As $d_X$ has values in $[0,\infty)$ so has $d_Y$.

$d_Y(y_1, y_2) = 0$ iff $d_X(f(y_1), f(y_2)) = 0$ iff $f(y_1) = f(y_2)$ (as $d_X$ is a metric) iff $y_1 = y_2$ (as $f$ is injective).

$d_Y(y_1, y_2) = d_X(f(y_1), f(y_2)) = d_X(f(y_2, f(y_1)) = d_Y(y_2,y_1)$ where in the middle we use the symmetry of $d_X$.

if $y_1, y_2, y_3 \in Y$ then using the triangle inequality of $d_X$ we get

$$d_Y(y_1, y_3) = d_X(f(y_1), f(y_3)) \le d_X(f(y_1), f(y_2)) + d_X(f(y_2), f(y_3)) = d_Y(y_1, y_2) + d_Y(y_2,y_3)$$

Note that $f$ is irrelevant except we need its injectivity once.
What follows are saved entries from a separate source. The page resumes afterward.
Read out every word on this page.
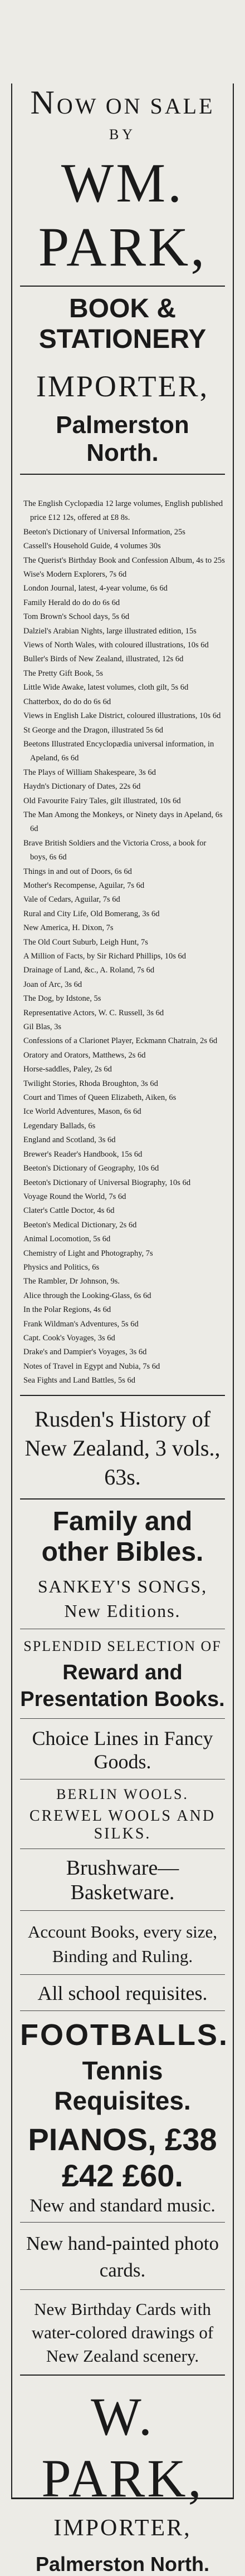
NOW ON SALE
BY
WM. PARK,
BOOK & STATIONERY
IMPORTER,
Palmerston North.
The English Cyclopædia 12 large volumes, English published price £12 12s, offered at £8 8s.
Beeton's Dictionary of Universal Information, 25s
Cassell's Household Guide, 4 volumes 30s
The Querist's Birthday Book and Confession Album, 4s to 25s
Wise's Modern Explorers, 7s 6d
London Journal, latest, 4-year volume, 6s 6d
Family Herald do do do 6s 6d
Tom Brown's School days, 5s 6d
Dalziel's Arabian Nights, large illustrated edition, 15s
Views of North Wales, with coloured illustrations, 10s 6d
Buller's Birds of New Zealand, illustrated, 12s 6d
The Pretty Gift Book, 5s
Little Wide Awake, latest volumes, cloth gilt, 5s 6d
Chatterbox, do do do 6s 6d
Views in English Lake District, coloured illustrations, 10s 6d
St George and the Dragon, illustrated 5s 6d
Beetons Illustrated Encyclopædia universal information, in Apeland, 6s 6d
The Plays of William Shakespeare, 3s 6d
Haydn's Dictionary of Dates, 22s 6d
Old Favourite Fairy Tales, gilt illustrated, 10s 6d
The Man Among the Monkeys, or Ninety days in Apeland, 6s 6d
Brave British Soldiers and the Victoria Cross, a book for boys, 6s 6d
Things in and out of Doors, 6s 6d
Mother's Recompense, Aguilar, 7s 6d
Vale of Cedars, Aguilar, 7s 6d
Rural and City Life, Old Bomerang, 3s 6d
New America, H. Dixon, 7s
The Old Court Suburb, Leigh Hunt, 7s
A Million of Facts, by Sir Richard Phillips, 10s 6d
Drainage of Land, &c., A. Roland, 7s 6d
Joan of Arc, 3s 6d
The Dog, by Idstone, 5s
Representative Actors, W. C. Russell, 3s 6d
Gil Blas, 3s
Confessions of a Clarionet Player, Eckmann Chatrain, 2s 6d
Oratory and Orators, Matthews, 2s 6d
Horse-saddles, Paley, 2s 6d
Twilight Stories, Rhoda Broughton, 3s 6d
Court and Times of Queen Elizabeth, Aiken, 6s
Ice World Adventures, Mason, 6s 6d
Legendary Ballads, 6s
England and Scotland, 3s 6d
Brewer's Reader's Handbook, 15s 6d
Beeton's Dictionary of Geography, 10s 6d
Beeton's Dictionary of Universal Biography, 10s 6d
Voyage Round the World, 7s 6d
Clater's Cattle Doctor, 4s 6d
Beeton's Medical Dictionary, 2s 6d
Animal Locomotion, 5s 6d
Chemistry of Light and Photography, 7s
Physics and Politics, 6s
The Rambler, Dr Johnson, 9s.
Alice through the Looking-Glass, 6s 6d
In the Polar Regions, 4s 6d
Frank Wildman's Adventures, 5s 6d
Capt. Cook's Voyages, 3s 6d
Drake's and Dampier's Voyages, 3s 6d
Notes of Travel in Egypt and Nubia, 7s 6d
Sea Fights and Land Battles, 5s 6d
Rusden's History of New Zealand, 3 vols., 63s.
Family and other Bibles.
SANKEY'S SONGS, New Editions.
SPLENDID SELECTION OF
Reward and Presentation Books.
Choice Lines in Fancy Goods.
BERLIN WOOLS.
CREWEL WOOLS AND SILKS.
Brushware—Basketware.
Account Books, every size, Binding and Ruling.
All school requisites.
FOOTBALLS.
Tennis Requisites.
PIANOS, £38 £42 £60.
New and standard music.
New hand-painted photo cards.
New Birthday Cards with water-colored drawings of New Zealand scenery.
W. PARK,
IMPORTER,
Palmerston North.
Here we apply it to $f(x) = \frac{1}{x}$ and $d_X(x, x') = |x-x'|$, the usual metric on the reals.

Also note that this makes $f$ an isometry by definition between $(Y,d_Y)$ and $(X,d_X)$.

Answer 4

The following equality holds in an absolute value:$$\left|\frac{1}{x}-\frac{1}{y}\right|=\left|\frac{1}{x}-\frac{1}{z}+\frac{1}{z}-\frac{1}{y}\right|.$$

Now just break it apart using the triangle inequality.